As a teenager, I carried the reasonable paranoia any Nigerian raised by ‘God-fearing’ parents would have, buying drugs. I’d always known that a man’s relationship with his drug dealer is sacred but the rules of the game didn’t become more apparent until I grew older.
No matter how brief the encounter; money and substance skilfully exchanged through a handshake or a brief too-close-for-comfort walk till we both parted ways. My relationship with any drug dealer is always based on ‘mutual-assured-destruction’ (the same principle that ended the Cold War because, either that or we’d probably all be living in a dystopian Mad Max type world where even survivors have been traumatised into insanity). Once you understand your place in each other’s lives, your relationship becomes more defined. You could be the ‘hard-guy’ who snobbishly puts up a jaded brave face or the open minded guy with a warped sense of adventure who doesn’t think less of a man earning a dishonest living — this is how I met Ahmed.
It was a sunny afternoon in June and I had just stormed out of a meeting with two guys who wanted me to work for ‘exposure’. I paced impatiently for an Uber I should’ve requested ahead of my dramatic exit when an Okada man pulled up a few inches short of my shoes. He asked me where I was going and offered to take me there. I wasn’t sold on the idea immediately, but I was too upset and restless to care so I canceled my ‘6-minutes away’ Uber request and hopped on the Okada.
I don’t exactly know how I started talking drugs with Ahmed, but I remember him describing me in a way I had never seen myself.
‘As I look you, I don sabi say you be correct guy’. He’d said with a thick Hausa accent as we slowed into a deserted street.
I didn’t know if there was any other kind of guy to be, but I knew being a ‘correct guy’ meant, I could go from walking out on a job offer to getting a percentage cut on sales every time I got him a new customer.
But while the prospects of becoming ‘a guy’ with the ‘hook-up’ had equal parts intrigue and poor foresight, what endeared me to Ahmed was the sincerity of his pitch. He’d come from a small village in Kano and started a small operation in Abuja last year. After a sour deal put the authorities on his tail, he gathered up whatever he could and moved to Lagos. He quickly realised that because Lagosians spend so much time on the on the road, the easiest way to be the kind of drug dealer of he wanted was to get a means of commuting other people. The time spent together, wading through motionless traffic gave him enough time to study his passenger and decide if he wanted to offer products to the person or not. And like that, he gradually built a small network of customers by simply reading social cues and keeping his motorcycle stationed at select mid to high brow locations on the Lagos island. That he’d only moved to Lagos two months earlier meant he still didn’t have everything figured out.
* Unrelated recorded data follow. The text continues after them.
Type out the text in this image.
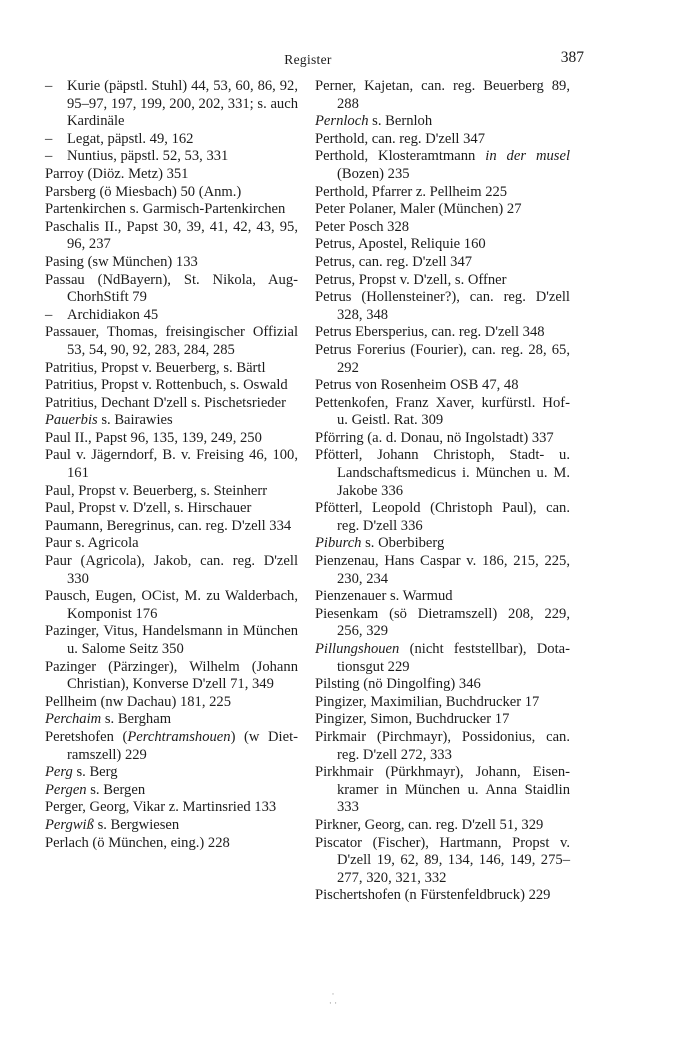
Register	387
–Kurie (päpstl. Stuhl) 44, 53, 60, 86, 92, 95–97, 197, 199, 200, 202, 331; s. auch Kardinäle
–Legat, päpstl. 49, 162
–Nuntius, päpstl. 52, 53, 331
Parroy (Diöz. Metz) 351
Parsberg (ö Miesbach) 50 (Anm.)
Partenkirchen s. Garmisch-Partenkirchen
Paschalis II., Papst 30, 39, 41, 42, 43, 95, 96, 237
Pasing (sw München) 133
Passau (NdBayern), St. Nikola, AugChorhStift 79
–Archidiakon 45
Passauer, Thomas, freisingischer Offizial 53, 54, 90, 92, 283, 284, 285
Patritius, Propst v. Beuerberg, s. Bärtl
Patritius, Propst v. Rottenbuch, s. Oswald
Patritius, Dechant D'zell s. Pischetsrieder
Pauerbis s. Bairawies
Paul II., Papst 96, 135, 139, 249, 250
Paul v. Jägerndorf, B. v. Freising 46, 100, 161
Paul, Propst v. Beuerberg, s. Steinherr
Paul, Propst v. D'zell, s. Hirschauer
Paumann, Beregrinus, can. reg. D'zell 334
Paur s. Agricola
Paur (Agricola), Jakob, can. reg. D'zell 330
Pausch, Eugen, OCist, M. zu Walderbach, Komponist 176
Pazinger, Vitus, Handelsmann in München u. Salome Seitz 350
Pazinger (Pärzinger), Wilhelm (Johann Christian), Konverse D'zell 71, 349
Pellheim (nw Dachau) 181, 225
Perchaim s. Bergham
Peretshofen (Perchtramshouen) (w Dietramszell) 229
Perg s. Berg
Pergen s. Bergen
Perger, Georg, Vikar z. Martinsried 133
Pergwiß s. Bergwiesen
Perlach (ö München, eing.) 228
Perner, Kajetan, can. reg. Beuerberg 89, 288
Pernloch s. Bernloh
Perthold, can. reg. D'zell 347
Perthold, Klosteramtmann in der musel (Bozen) 235
Perthold, Pfarrer z. Pellheim 225
Peter Polaner, Maler (München) 27
Peter Posch 328
Petrus, Apostel, Reliquie 160
Petrus, can. reg. D'zell 347
Petrus, Propst v. D'zell, s. Offner
Petrus (Hollensteiner?), can. reg. D'zell 328, 348
Petrus Ebersperius, can. reg. D'zell 348
Petrus Forerius (Fourier), can. reg. 28, 65, 292
Petrus von Rosenheim OSB 47, 48
Pettenkofen, Franz Xaver, kurfürstl. Hof- u. Geistl. Rat. 309
Pförring (a. d. Donau, nö Ingolstadt) 337
Pfötterl, Johann Christoph, Stadt- u. Landschaftsmedicus i. München u. M. Jakobe 336
Pfötterl, Leopold (Christoph Paul), can. reg. D'zell 336
Piburch s. Oberbiberg
Pienzenau, Hans Caspar v. 186, 215, 225, 230, 234
Pienzenauer s. Warmud
Piesenkam (sö Dietramszell) 208, 229, 256, 329
Pillungshouen (nicht feststellbar), Dotationsgut 229
Pilsting (nö Dingolfing) 346
Pingizer, Maximilian, Buchdrucker 17
Pingizer, Simon, Buchdrucker 17
Pirkmair (Pirchmayr), Possidonius, can. reg. D'zell 272, 333
Pirkhmair (Pürkhmayr), Johann, Eisenkramer in München u. Anna Staidlin 333
Pirkner, Georg, can. reg. D'zell 51, 329
Piscator (Fischer), Hartmann, Propst v. D'zell 19, 62, 89, 134, 146, 149, 275–277, 320, 321, 332
Pischertshofen (n Fürstenfeldbruck) 229
·
· ·
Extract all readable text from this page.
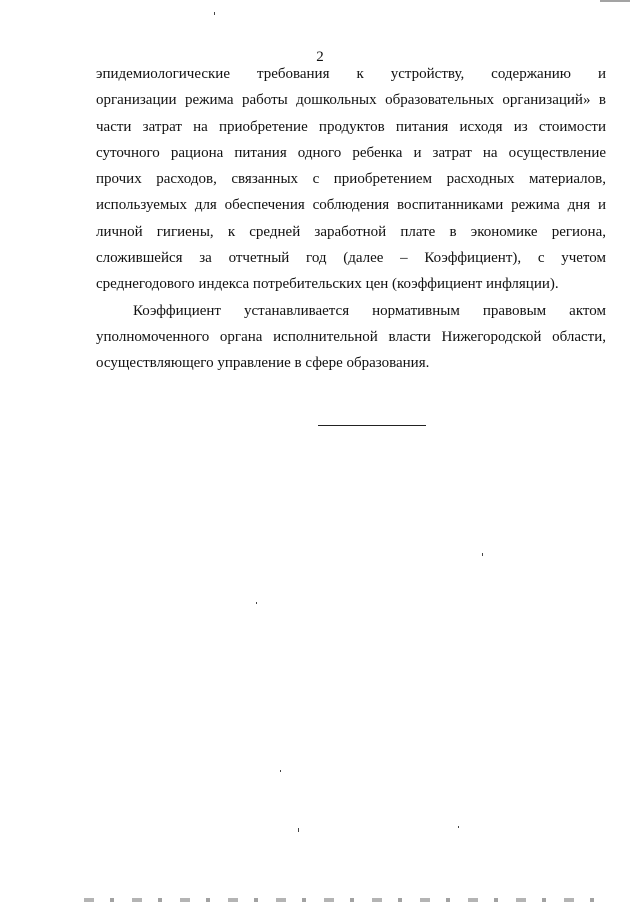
2
эпидемиологические требования к устройству, содержанию и
организации режима работы дошкольных образовательных организаций» в
части затрат на приобретение продуктов питания исходя из стоимости
суточного рациона питания одного ребенка и затрат на осуществление
прочих расходов, связанных с приобретением расходных материалов,
используемых для обеспечения соблюдения воспитанниками режима дня и
личной гигиены, к средней заработной плате в экономике региона,
сложившейся за отчетный год (далее – Коэффициент), с учетом
среднегодового индекса потребительских цен (коэффициент инфляции).
Коэффициент устанавливается нормативным правовым актом
уполномоченного органа исполнительной власти Нижегородской области,
осуществляющего управление в сфере образования.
But he understood the risk of his business demanded careful planning of every move and he acted accordingly.
After our brief encounter, he took my number and kept in touch to occasionally tell me about new merchandise in painful-to-read texts. By the time I finally got around getting my first supply from him in November, Ahmed was quick to randomly inform me with a typical Nigerian brag, that he had scaled the medium of his business up from a motorcycle to an Uber.
This is the Lagos dream baby!
As someone who spent nearly three years in the backwaters of the content industry before anyone even gave me a floor to air anything I had to say, It was hard not ignore the nature of his trade and just be impressed at his leap in only eight months. Ahmed is no exception from many Lagos dealers I’ve come in close contact with over the last one year. Their head is in the moment, their decisions are rational and their moves are quick. For them, every step of the way is just another hustle up the ladder to the infinite apex. No matter where they stood, they took each phase with the same due diligence they would give the next one.
This is why I started thinking like a drug dealer.”
The drug dealer mentality has one laser-focus: to get rich. Even your chummy bond is a marketing strategy that won’t stop him from collecting his neatly squeezed naira notes for every bag, tablet or rock he hands to you. The biggest driving force for any dealer is the sheer lack of contentment with small wins. More customers must get hooked, more products must be sold and more money must be fucking made. That is the simple the M.O.
As I have learned this year, talent is cheap, and success is just finding something you know how to do and becoming the best at it. I don’t want to get preachy here but if you have watched the series Westworld, you’d learn quickly that life is pointless and purpose is just something we all collectively imagined to give our life meaning. My takeaway from this is that Donald Trump is probably going to kill us all anyway, so why not live like a drug dealer with nothing to lose and everything to gain?